Communism was — and is, still — sold as something moral. But it’s a system of slavery, benefiting a few at the top at the expense of the many beneath. It was enforced by death and cruelty, because without death and cruelty it couldn’t work even for a little while. The people who say nice things about communism today either know this and are lying, or are profoundly stupid. Either way, you need neither listen to them, nor afford them even the smallest degree of respect.

The Dismal State of Italy

The UK’s Spectator has published an eye-opening account of the parlous state of Italy’s economy. Here are some remarkable facts culled from the article.

  • The youth unemployment rate is 43 percent.
  • Just 58 percent of working-age Italians are employed, compared to an average of 65 percent for the developed world.
  • The government pays businesses to retain about a half million unneeded workers, rather than laying them off.
  • The overall real unemployment rate is at least 15 percent, and that does not include discouraged workers.
  • Over the past 5 years the economy has shrunk by 9 percent.
  • In any company with 15 or more employees, labor laws make it virtually impossible to lay off any workers.
  • Outstanding government debt is the third-highest in the world, after Japan and Greece.
  • The tax burden on businesses is the heaviest in the world.

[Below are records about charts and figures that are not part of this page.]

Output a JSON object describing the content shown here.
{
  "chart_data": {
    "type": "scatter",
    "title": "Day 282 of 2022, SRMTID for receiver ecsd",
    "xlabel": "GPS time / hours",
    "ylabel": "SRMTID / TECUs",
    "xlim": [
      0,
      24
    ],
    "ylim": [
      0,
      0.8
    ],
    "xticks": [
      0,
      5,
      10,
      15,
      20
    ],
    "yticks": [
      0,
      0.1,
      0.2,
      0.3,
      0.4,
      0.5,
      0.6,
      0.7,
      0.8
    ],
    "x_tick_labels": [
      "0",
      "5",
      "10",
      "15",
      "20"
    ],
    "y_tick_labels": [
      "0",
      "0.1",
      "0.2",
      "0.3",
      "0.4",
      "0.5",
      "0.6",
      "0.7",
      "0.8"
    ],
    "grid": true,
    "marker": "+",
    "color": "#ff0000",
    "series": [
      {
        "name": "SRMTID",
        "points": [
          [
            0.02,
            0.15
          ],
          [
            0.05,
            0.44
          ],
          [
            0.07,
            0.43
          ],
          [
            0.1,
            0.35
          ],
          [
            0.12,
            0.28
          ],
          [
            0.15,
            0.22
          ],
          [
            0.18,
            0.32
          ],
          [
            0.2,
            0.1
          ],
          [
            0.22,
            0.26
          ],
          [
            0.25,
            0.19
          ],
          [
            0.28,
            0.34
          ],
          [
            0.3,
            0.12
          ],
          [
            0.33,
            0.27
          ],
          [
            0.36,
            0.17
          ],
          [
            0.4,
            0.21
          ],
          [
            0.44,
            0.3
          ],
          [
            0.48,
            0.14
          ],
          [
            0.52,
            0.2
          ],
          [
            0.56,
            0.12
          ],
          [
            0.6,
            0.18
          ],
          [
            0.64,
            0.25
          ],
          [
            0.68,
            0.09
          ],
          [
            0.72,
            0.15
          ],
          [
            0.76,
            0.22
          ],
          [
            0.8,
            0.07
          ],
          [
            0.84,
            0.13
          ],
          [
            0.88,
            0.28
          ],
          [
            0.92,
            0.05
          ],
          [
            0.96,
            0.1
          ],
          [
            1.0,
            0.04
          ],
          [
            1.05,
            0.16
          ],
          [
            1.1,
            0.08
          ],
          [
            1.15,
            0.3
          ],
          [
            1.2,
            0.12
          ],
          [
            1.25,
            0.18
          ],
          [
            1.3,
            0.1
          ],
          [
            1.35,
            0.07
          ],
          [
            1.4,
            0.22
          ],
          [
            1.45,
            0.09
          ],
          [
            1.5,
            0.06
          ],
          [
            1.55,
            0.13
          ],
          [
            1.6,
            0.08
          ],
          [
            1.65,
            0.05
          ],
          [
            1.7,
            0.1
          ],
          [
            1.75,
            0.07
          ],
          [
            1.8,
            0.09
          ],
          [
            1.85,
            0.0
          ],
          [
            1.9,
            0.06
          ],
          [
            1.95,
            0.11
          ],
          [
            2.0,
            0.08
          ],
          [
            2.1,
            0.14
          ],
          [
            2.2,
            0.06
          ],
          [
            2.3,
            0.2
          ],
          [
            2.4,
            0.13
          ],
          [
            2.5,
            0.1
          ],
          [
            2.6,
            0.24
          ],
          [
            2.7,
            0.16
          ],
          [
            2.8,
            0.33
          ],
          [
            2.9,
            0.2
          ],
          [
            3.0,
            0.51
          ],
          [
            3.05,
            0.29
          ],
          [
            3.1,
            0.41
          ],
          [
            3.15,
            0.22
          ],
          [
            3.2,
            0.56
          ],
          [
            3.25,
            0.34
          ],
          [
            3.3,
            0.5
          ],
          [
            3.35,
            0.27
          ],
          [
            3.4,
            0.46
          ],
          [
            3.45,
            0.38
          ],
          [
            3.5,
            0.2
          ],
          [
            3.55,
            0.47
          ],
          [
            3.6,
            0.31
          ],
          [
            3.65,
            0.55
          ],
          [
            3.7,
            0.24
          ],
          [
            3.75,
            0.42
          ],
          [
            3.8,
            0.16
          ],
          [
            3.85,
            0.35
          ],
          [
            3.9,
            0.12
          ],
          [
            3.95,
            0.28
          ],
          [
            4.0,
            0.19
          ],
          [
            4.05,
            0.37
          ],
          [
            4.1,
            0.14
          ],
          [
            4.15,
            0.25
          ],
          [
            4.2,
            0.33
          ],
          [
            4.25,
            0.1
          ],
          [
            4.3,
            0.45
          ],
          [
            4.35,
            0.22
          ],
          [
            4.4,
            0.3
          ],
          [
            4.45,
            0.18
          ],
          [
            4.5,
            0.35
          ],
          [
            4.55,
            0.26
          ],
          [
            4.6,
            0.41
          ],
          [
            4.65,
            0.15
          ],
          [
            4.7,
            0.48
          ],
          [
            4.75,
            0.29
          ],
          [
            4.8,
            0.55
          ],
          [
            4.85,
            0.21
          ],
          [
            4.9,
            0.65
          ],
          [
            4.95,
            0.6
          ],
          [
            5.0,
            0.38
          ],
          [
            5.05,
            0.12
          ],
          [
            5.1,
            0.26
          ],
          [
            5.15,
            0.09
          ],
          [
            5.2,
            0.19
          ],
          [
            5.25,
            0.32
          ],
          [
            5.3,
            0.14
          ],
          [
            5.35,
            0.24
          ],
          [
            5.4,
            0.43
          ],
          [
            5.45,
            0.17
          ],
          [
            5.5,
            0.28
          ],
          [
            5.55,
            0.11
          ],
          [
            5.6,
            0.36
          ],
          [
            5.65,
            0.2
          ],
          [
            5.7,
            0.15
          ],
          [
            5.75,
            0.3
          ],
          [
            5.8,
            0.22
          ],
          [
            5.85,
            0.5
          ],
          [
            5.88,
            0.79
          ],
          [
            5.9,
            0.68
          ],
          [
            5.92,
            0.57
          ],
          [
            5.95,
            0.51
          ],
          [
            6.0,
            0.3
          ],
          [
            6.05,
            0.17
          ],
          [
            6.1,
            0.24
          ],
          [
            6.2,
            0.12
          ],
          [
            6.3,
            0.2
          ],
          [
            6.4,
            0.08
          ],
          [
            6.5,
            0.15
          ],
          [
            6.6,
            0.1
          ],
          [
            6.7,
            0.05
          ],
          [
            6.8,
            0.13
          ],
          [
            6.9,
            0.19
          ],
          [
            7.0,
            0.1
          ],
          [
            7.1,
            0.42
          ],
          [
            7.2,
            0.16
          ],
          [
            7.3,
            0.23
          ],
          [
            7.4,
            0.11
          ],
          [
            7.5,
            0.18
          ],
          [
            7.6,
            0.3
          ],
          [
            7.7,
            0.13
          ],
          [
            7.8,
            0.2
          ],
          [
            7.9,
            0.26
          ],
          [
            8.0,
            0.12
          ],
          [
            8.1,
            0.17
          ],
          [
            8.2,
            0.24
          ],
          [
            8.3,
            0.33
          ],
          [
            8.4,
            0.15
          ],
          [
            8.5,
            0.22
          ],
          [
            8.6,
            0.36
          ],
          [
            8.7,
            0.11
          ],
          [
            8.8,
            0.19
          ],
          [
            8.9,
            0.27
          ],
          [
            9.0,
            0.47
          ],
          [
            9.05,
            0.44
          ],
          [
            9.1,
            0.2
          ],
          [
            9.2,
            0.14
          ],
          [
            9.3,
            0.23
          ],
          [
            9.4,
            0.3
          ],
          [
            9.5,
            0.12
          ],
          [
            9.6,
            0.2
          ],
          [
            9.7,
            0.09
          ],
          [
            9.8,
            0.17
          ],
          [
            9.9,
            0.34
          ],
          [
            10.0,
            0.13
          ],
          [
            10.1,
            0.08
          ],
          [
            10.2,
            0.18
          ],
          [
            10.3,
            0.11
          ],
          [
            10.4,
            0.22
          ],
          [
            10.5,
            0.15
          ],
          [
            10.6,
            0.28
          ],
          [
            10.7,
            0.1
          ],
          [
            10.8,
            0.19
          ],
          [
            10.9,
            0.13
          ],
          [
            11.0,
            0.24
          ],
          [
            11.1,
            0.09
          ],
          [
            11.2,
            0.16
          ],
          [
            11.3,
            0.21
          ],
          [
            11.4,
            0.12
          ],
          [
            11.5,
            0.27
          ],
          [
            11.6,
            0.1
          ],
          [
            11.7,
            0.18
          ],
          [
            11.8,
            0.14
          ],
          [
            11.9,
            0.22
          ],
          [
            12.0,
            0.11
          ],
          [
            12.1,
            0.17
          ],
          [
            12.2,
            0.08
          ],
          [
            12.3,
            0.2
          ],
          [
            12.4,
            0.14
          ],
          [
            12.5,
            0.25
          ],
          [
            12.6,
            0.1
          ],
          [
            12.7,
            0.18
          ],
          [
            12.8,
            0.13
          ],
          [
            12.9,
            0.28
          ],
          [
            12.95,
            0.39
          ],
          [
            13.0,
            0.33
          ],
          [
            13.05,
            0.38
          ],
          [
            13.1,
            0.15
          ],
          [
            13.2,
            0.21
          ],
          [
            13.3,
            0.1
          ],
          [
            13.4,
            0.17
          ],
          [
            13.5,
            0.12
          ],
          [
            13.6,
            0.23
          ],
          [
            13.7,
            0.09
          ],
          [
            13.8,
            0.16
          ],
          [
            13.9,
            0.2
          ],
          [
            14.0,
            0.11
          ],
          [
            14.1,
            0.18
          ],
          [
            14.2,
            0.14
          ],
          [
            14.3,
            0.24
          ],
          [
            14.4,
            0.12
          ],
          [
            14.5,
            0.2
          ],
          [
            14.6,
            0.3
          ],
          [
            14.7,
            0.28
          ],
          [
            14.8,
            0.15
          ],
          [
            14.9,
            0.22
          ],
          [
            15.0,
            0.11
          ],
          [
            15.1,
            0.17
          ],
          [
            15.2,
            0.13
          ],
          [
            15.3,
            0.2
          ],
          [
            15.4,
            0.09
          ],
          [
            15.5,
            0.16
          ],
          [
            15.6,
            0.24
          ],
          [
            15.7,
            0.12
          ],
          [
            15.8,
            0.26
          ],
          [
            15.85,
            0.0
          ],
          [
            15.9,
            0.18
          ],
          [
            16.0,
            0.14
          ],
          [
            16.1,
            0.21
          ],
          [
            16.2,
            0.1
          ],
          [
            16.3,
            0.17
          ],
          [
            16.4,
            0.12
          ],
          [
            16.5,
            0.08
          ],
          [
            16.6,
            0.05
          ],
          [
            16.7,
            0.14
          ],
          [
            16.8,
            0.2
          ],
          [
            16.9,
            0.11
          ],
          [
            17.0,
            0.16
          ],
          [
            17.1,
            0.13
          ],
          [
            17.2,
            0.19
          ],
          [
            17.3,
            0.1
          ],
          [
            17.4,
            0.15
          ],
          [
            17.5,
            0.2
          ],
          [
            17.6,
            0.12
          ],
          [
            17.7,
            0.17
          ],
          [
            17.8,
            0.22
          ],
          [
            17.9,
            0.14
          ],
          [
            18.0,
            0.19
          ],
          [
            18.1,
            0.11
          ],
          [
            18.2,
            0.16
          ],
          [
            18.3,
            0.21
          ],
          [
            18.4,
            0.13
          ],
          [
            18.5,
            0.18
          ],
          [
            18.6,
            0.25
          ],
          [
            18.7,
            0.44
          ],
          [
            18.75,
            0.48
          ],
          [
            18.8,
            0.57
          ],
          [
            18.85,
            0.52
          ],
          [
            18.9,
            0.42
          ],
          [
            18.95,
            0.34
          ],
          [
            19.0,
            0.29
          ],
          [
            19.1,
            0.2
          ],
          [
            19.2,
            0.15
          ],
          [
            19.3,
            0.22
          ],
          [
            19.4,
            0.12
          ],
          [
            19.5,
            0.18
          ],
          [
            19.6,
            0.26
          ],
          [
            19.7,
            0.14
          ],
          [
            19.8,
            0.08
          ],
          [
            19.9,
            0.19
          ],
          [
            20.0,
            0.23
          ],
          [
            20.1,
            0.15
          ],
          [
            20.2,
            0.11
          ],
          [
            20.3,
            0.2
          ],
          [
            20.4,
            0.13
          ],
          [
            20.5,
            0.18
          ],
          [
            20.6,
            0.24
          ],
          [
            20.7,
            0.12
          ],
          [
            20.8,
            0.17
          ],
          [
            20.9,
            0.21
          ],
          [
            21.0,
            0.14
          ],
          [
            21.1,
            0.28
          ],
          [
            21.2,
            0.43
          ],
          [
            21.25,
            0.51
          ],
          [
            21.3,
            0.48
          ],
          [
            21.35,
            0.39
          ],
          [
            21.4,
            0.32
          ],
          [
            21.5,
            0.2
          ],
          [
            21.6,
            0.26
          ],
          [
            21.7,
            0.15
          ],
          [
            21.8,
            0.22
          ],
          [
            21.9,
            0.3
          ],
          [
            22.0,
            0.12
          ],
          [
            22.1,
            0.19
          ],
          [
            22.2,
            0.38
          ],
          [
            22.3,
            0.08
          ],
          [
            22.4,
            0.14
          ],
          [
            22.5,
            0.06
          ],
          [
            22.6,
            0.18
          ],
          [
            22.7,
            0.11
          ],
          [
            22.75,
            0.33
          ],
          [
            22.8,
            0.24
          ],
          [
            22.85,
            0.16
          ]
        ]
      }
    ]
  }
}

So what’s the underlying problem? Paul Krugman would say the government needs to spend more, but clearly the problem is not too little government or too much freedom. The problem is that the state is a massive blood-sucking parasite that bleeds the private sector white.

To start a business in Italy is to enter a Kafkaesque bureaucratic nightmare, and to keep it going is even worse. It also means handing the state at least 50 cents for every euro paid to staff. Add to this a judicial system that is byzantine, politicised and in possession of terrifying powers, and you begin to understand why no sane foreign company sets up headquarters in Italy.

The parasites, however, are doing relatively well.

Italian MPs are the highest paid in the civilised world, earning almost twice the salary of a British MP. Barbers in the Italian Parliament get up to €136,120 a year gross. All state employees get a fabulous near-final–salary pension. It is not difficult to appreciate the fury of the average Italian private sector worker, whose gross annual pay is €18,000.

The phrase ‘you could not make it up’ fits the gold-plated world of the Italian state employee to a tee — especially in the Mezzo-giorno, Italy’s hopeless south. Sicily, for instance, employs 28,000 forestry police — more than Canada — and has 950 ambulance drivers who have no ambulances to drive.

Facts like these are important to keep in mind whenever leftists point to Europe’s social model (“free” health care!) as an ideal to be emulated.